Even if workers attempt to organize, platforms could retaliate without legal consequence. Gig companies are not obligated to respect unions and can legally identify and ban union members from their apps or platforms, effectively firing them with no recourse. This is not a hypothetical scenario—it is a provable, direct consequence of the model.

The legal status of gig workers as small business owners and the ideological framing of gig work as entrepreneurial freedom combine to create a powerful narrative that legitimizes the current arrangement(s) of power. This narrative doesn’t just affect gig workers; it reshapes perceptions of labor across the economy.

By normalizing the idea that workers should constantly compete for tasks and bear all the risks of their labor, the gig economy erodes traditional labor protections and sets a precedent for other industries. The hustle becomes a universal expectation, where all workers are expected to endure precarity and instability as the new normal.


Conclusion

It is in no way strange an aesthetic that embodies this is has become “of interest” in people of working age.

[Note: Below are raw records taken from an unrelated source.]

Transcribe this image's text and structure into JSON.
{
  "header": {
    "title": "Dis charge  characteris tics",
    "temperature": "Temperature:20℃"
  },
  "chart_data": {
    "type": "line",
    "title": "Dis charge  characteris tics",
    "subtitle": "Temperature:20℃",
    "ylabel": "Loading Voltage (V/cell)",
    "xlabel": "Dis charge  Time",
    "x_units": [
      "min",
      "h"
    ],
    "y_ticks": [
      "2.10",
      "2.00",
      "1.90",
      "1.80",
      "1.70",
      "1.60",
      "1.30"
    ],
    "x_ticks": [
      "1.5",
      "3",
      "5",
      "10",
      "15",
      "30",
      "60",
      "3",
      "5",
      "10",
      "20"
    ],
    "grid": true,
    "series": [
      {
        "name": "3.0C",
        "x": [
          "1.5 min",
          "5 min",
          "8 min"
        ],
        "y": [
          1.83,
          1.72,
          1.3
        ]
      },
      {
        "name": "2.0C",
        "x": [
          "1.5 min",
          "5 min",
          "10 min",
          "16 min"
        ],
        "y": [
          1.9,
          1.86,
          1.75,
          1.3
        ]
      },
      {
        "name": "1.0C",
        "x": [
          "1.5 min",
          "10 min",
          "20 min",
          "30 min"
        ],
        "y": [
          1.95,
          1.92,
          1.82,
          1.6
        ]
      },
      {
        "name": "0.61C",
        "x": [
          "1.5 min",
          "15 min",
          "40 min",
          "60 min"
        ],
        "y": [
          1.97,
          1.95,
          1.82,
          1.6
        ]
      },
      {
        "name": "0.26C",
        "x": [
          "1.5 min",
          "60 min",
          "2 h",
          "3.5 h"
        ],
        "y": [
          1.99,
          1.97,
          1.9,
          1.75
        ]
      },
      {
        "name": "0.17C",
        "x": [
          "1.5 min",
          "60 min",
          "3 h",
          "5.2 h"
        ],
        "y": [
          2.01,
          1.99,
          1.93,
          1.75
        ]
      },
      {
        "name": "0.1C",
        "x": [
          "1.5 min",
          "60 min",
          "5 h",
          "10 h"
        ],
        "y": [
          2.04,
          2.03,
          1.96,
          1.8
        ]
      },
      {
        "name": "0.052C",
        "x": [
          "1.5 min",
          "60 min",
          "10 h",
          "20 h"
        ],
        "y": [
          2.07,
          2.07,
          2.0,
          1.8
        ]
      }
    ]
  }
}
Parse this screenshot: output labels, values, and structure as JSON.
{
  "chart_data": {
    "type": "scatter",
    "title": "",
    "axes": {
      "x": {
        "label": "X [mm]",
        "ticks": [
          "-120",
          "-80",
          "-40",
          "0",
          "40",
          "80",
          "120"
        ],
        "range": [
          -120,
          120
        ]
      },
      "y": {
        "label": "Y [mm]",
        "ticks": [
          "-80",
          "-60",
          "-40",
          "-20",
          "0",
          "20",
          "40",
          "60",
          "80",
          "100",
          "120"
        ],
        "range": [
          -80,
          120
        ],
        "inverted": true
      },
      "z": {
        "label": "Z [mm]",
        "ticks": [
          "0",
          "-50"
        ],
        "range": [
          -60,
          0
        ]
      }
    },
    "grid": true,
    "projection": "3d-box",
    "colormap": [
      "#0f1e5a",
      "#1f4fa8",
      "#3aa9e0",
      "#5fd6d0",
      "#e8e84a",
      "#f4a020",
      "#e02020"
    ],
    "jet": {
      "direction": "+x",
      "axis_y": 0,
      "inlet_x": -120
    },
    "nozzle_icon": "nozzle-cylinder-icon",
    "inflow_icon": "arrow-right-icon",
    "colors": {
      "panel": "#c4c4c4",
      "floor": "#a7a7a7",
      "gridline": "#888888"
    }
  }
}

The gig economy thrives in the liminal spaces of labor, transforming structural unemployment into an endless hustle. It masks the conditions of workers through the seductive narrative of entrepreneurial freedom, reframing precarity as an individual opportunity.

The ideological framework of the hustle does more than obscure the plight of gig workers; it undermines the traditional mechanisms of worker resistance. Unions, which have historically been a powerful tool for advancing class interests, are rendered largely ineffective in the gig economy. The classification of gig workers as non-employees excludes them from legal protections, allowing platforms to ignore union demands and retaliate against organizers without consequence. Combined with the narrative that workers are competitors and the structural isolation inherent in gig work, the result is a workforce disarmed before it can resist.

Escaping the liminal hustle means fighting for a world where labor is not a grind but purely an expression of human creativity. The automation that forces workers into precarity in our current economic arrangement will be what enables the new arrangement: abundance and the freedom to create (as The Center of Political Innovation fights for; join today). But first, we must become conscious of the obstacles and how they work.

The hustle is not freedom—it’s a trap, and the only way out is together.